Bu garip ilan-ı aşk, Ziya Parlak’ta bir tiksinti uyandırdı. Midesi bulanır gibi oldu, ama yine de kibar olmak istiyordu ona karşı.
“Burunsuz” dedi, ağır ağır konuşmaya devam etti;
“Senin adın neydi ya?”
Burunsuz düşündü, düşündü, düşündü… Ziya Parlak, hafızasında bir yol bulmaya çalışan bu zavallıya dikkatle baktı;
“Sen kendine burun mu yaptırdın?

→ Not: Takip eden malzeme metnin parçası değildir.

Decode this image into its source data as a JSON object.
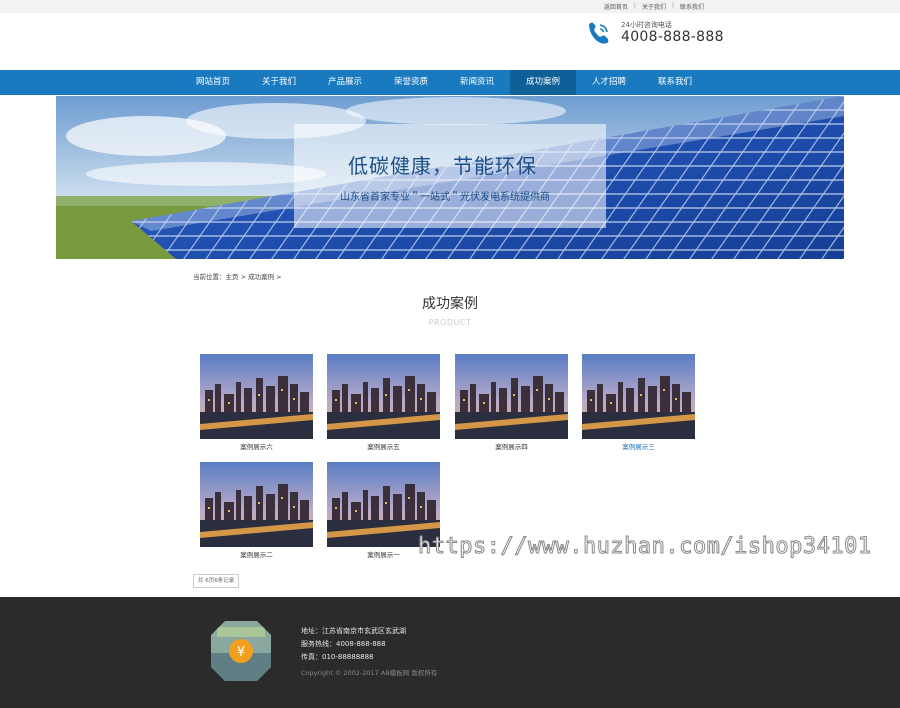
{
  "top_links": [
    "返回首页",
    "关于我们",
    "联系我们"
  ],
  "header": {
    "hotline_label": "24小时咨询电话",
    "hotline_number": "4008-888-888"
  },
  "nav": [
    "网站首页",
    "关于我们",
    "产品展示",
    "荣誉资质",
    "新闻资讯",
    "成功案例",
    "人才招聘",
    "联系我们"
  ],
  "nav_active_index": 5,
  "banner": {
    "title": "低碳健康，节能环保",
    "subtitle": "山东省首家专业＂一站式＂光伏发电系统提供商"
  },
  "breadcrumb": "当前位置：主页 > 成功案例 >",
  "section": {
    "title": "成功案例",
    "subtitle": "PRODUCT"
  },
  "cases": [
    {
      "caption": "案例展示六"
    },
    {
      "caption": "案例展示五"
    },
    {
      "caption": "案例展示四"
    },
    {
      "caption": "案例展示三"
    },
    {
      "caption": "案例展示二"
    },
    {
      "caption": "案例展示一"
    }
  ],
  "pager": "共 6页6条记录",
  "watermark": "https://www.huzhan.com/ishop34101",
  "footer": {
    "address": "地址：江苏省南京市玄武区玄武湖",
    "service": "服务热线：4008-888-888",
    "fax": "传真：010-88888888",
    "copyright": "Copyright © 2002-2017 AB模板网 版权所有"
  },
  "colors": {
    "nav_bg": "#1a7ac0",
    "nav_active": "#0f5f98",
    "footer_bg": "#2b2b2b"
  }
}
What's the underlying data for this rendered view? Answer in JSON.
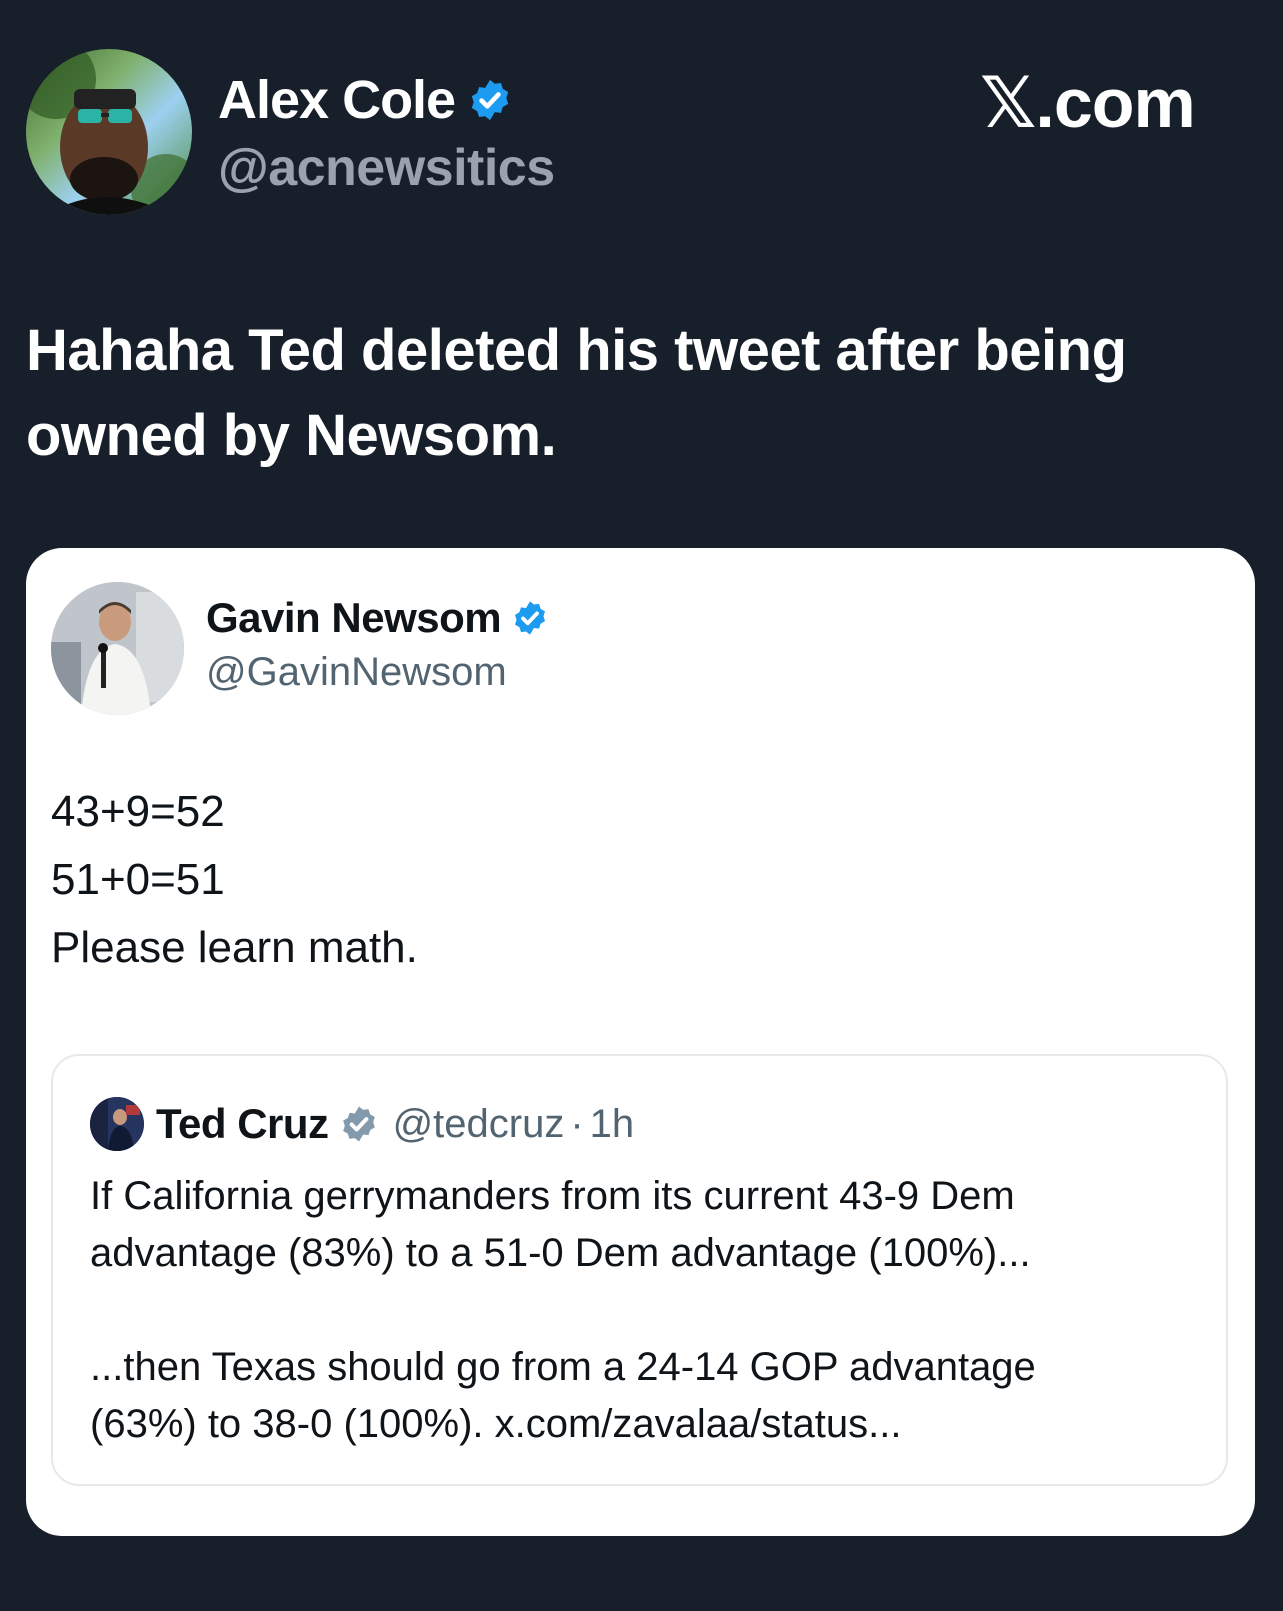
{
  "post": {
    "author_name": "Alex Cole",
    "author_handle": "@acnewsitics",
    "brand": "𝕏.com",
    "text": "Hahaha Ted deleted his tweet after being owned by Newsom."
  },
  "embedded": {
    "author_name": "Gavin Newsom",
    "author_handle": "@GavinNewsom",
    "lines": [
      "43+9=52",
      "51+0=51",
      "Please learn math."
    ],
    "quote": {
      "author_name": "Ted Cruz",
      "author_handle": "@tedcruz",
      "separator": "·",
      "time": "1h",
      "paragraph_1_line_1": "If California gerrymanders from its current 43-9 Dem",
      "paragraph_1_line_2": "advantage (83%) to a 51-0 Dem advantage (100%)...",
      "paragraph_2_line_1": "...then Texas should go from  a 24-14 GOP advantage",
      "paragraph_2_line_2": "(63%) to 38-0 (100%). x.com/zavalaa/status..."
    }
  },
  "colors": {
    "background": "#17202a",
    "verified_blue": "#1d9bf0",
    "verified_gray": "#829aab",
    "card": "#ffffff"
  },
  "icons": {
    "verified": "verified-badge-icon",
    "verified_gray": "verified-gray-badge-icon"
  }
}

Eski hali daha iyiydi sanki.”

“PAAAAAAAAAAT”

Son gücüyle ayakta durmaya çalışan Burunsuz, çuval gibi yere yığıldı. Vücudu erimeye, yerdeki bol desenli, el dokuması halının bir figürü haline gelmeye başladı. Ziya Parlak, yumuşak koltuğuna yeninden yaslandı. Kafasındaki çatırtılar, beyaz perdedeki şenliğin yüksek sesini bastırmaya başladı. James Bond filminin sonu geliyordu. Son kez, içten ve derin bir şekilde;  “Oh” dedi Ziya Parlak;
“İşte sonunda, sonunu bildiğim bir şey.”

“BOOOOOOOOOOOOOOOOOOOOOOOM!!!”

Derin dondurucu büyük bir bomba gibi patladı. Parçaları koltuklara, halıya, perdeye saçıldı. Sinekler, salonu tamamen ele geçirdiler ve bu ihtişamlı patlamayı, neşeli bir karnavalın parçası, bir havai fişek gösterisi gibi keyifle izlediler.